Tragedi Pohuwato, Ketua PWI Bolmut Sesalkan Oknum Polisi yang Mengintimidasi Tugas Jurnalis

Patris Babay, Ketua PWI Bolmut menyesalkan tindakan oknum anggota polisi yang mengintimidasi kerja jurnalis
Patris Babay, Ketua PWI Bolmut
IDENTIK.NEWS – Ketua Persatuan Wartawan Indonesia Kabupaten Bolaang Mongondow Utara (PWI Bolmut) Patris Babay menyesalkan perampasan alat kerja milik wartawan yang sedang meliput pada aksi demo di Kabupaten Pohuwato.

Aksi perampasan tersebut diduga dilakukan oleh oknum anggota kepolisian Polres Pohuwato, Kamis (21/09/2023).

Menurut Patris Babay, aksi perampasan alat peliputan milik wartawan itu adalah bentuk perampasan kemerdekaan pers yang sedang melakukan kegiatan peliputan. Hal tersebut katanya patut disebut cara mengintimidasi kerja pers.

“Aksi yang dilakukan oleh oknum anggota polisi ini jelas telah melanggar kemerdekaan pers yang dijamin oleh Undang-undang nomor 40 Tahun 1999 tengang Pers,” kata Ketua Patris.

Dalam Pasal 4 ayat (1) UU Pers, lanjutnya, disebutkan bahwa kemerdekaan pers dijamin sebagai hak asasi warga negara. Penjelasannya, pers bebas dan tindakan pencegahan, pelarangan, dan atau penekanan agar hak masyarakat untuk memperoleh informasi terjamin.

Dalam Pasal 4 ayat (2) UU Pers juga disebutkan bahwa terhadap pers nasional tidak dikenakan penyensoran atau pelarangan penyiaran.

Selain itu, dalam Pasal 4 ayat (3) UU Pers disebutkan bahwa untuk menjamin kemerdekaan pers, pers nasional mempunyai hak mencari, memperoleh, dan menyebarluaskan gagasan dan informasi.

“Sedangkan dalam Pasal 8 undang-undang yang sangat jelas, disebutkan bahwa dalam melaksanakan profesinya wartawan mendapat perlindungan hukum.

Sehingga itu, perbuatan oknum anggota polisi tersebut merupakan perbuatan melawan hukum,” jelas Patris

Ia pun menegaskan, dalam Pasal 18 UU Pers disebutkan, setiap orang yang secara melawan hukum dengan sengaja melakukan tindakan yang berakibat menghambat atau menghalangi pelaksanaan ketentuan Pasal 4 ayat (2) dan ayat (3) dipidana dengan pidana penjara paling lama 2 tahun atau denda paling banyak Rp 500 juta rupiah.

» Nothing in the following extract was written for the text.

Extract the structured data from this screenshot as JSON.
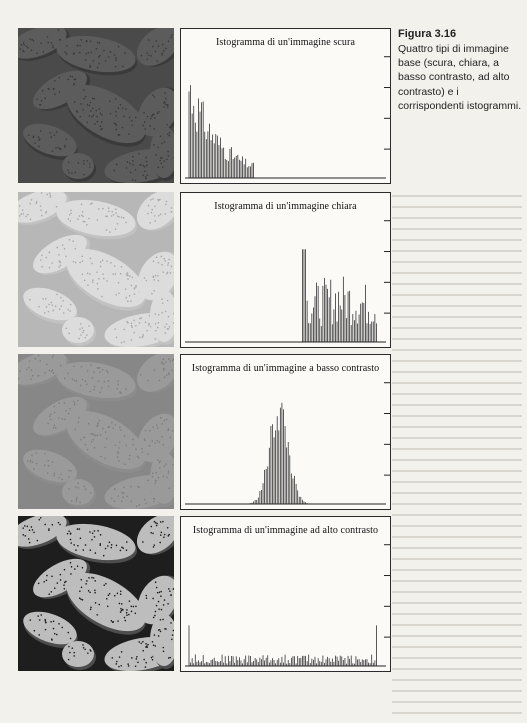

“Kami berharap kepada Kapolda Gorontalo Irjen Pol Drs. Angesta Romano Yoyol untuk memberikan sanksi tegas kepada anggotanya yang telah menghambat atau menghalangi pekerjaan wartawan, dan perlu diberikan sanksi agar kejadian serupa tidak berulang di masa mendatang,” pintanya.

Pemberian sanksi tegas kepada pelaku, katanya, bukan hanya untuk menghormati UU Pers tapi sekaligus ditujukan untuk membina anggota kepolisian demi menghormati perundang-undangan yang berlaku, sekaligus penghargaan tinggi terhadap hak asasi manusia, dan menjaga martabat sekaligus citra kepolisian.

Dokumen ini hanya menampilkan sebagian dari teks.